COM in .NET world. Thread affinity

August 17. 2018 0 Comments

Posted in:
.NET
COM

Another thing that developer should be aware when consuming COM interface is apartment. It is quite long topic and I will not explain it in detail. For today discussion let’s talk about STA. If you never use COM interface in .NET from different threads you can ignore this post.

STA means single thread apartment. Normally main thread has STA. COM interface that arrives to .NET runtime usually will be marked as STA. It means that that COM interface will be used only from thread it originally passed to. It called thread affinity. There are ways to change that behavior, but it will be in later posts.

As result when you call any function on STA COM interface and current thread is not one that originally received that interface then .NET runtime will attempt to switch to that thread.

If interface were originally passed to main thread, then .NET will be able to switch to main thread via message loop and execute that function call and returns back to original thread. But there are few issues with that approach:

Function call will execute slower because .NET runtime has to switch to different thread and back. If you call once per second or even more rare than that, then it is totally fine, and you should not worry about it. But if you do multiple calls then it will be much slower.
If some functions of that COM interface take a lot of time to execute you could think that executes them in different thread will keep your app responsive. But all calls will still be in main threads anyway, so it will not help, and application will still not be responsive.
Also, if you are trying to do some work in parallel and created few background threads it will not work as well because all calls will be serialized to main thread.
If main thread is blocked by some reason, then function call will stall and wait until main thread will be able to process. It also can create deadlocks in some scenarios.

But if interface were originally passed to different thread then its behavior really depends on many factors. Simple COM objects you get invalid typecast error. Sometimes if COM object implements IMarshal or INoMarshal it could work correctly. Sometimes you get strange errors because .NET not able to switch to that thread or that thread could be already destroyed.

Keep in mind that .NET will hold reference to COM interface for quite some time. It could create quite interesting scenarios. Let’s assume you have code in main thread that periodically uses IMyIntf COM interface and worker thread that periodically uses same COM interface. Now let’s go thru some scenarios.

Scenario 1. Main thread at moment A gets COM interface IMyIntf and calls some function on it. No previous IMyIntf passed on .NET side so .NET will create RCW and native object and executes that call. Then at moment A+1 some background thread gets COM interface IMyIntf and calls some function on it. We assume that .NET didn’t collect native object and RCW. In this case .NET runtime returns original native object that “linked” to main thread, so .NET switches to main thread, executes call and returns back. Everything looks correct just works slower than expected.

Scenario 2. Main thread at moment A gets COM interface IMyIntf and calls some function on it. No previous IMyIntf passed on .NET side so .NET will create RCW and native object and executes that call. Then at moment A+1 some background thread gets COM interface IMyIntf and calls some function on it. We assume that .NET did collect native object and RCW. In this case .NET runtime will create new RCW and native object and executes call without switch and everything is fine.
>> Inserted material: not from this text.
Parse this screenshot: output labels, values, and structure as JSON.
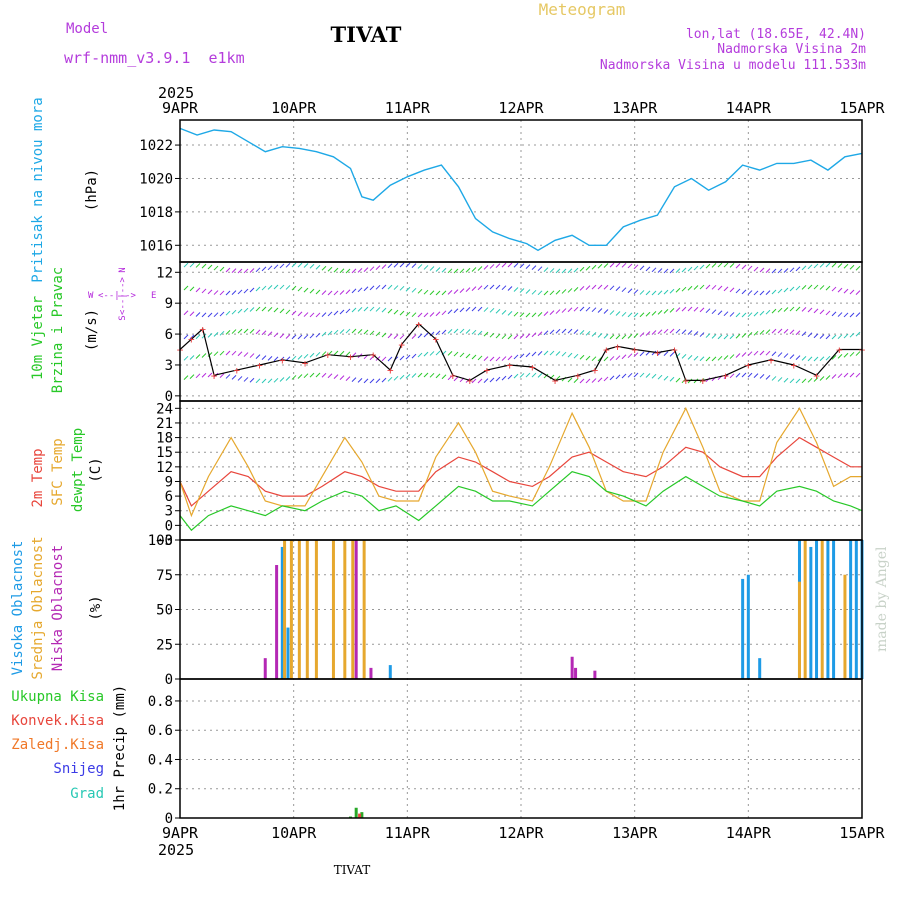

Scenario 3. At moment A some background thread gets COM interface IMyIntf and calls some function on it. In this case .NET runtime will create new RCW and native object and executes call. Then at moment A+1 main thread gets COM interface IMyIntf and calls some function on it. We assume that .NET didn’t collect native object and RCW for that interface. In this case .NET runtime will use the same native object and RCW and will attempt to switch to worker thread to execute call. Usually it fails, and exception is thrown.

So, depending on your scenario, time and GC it could sometimes work and sometimes fail. It is quite hard to debug and even harder to understand what is going on. And if you add more background threads to picture and longer time spans between calls it became really interesting to debug.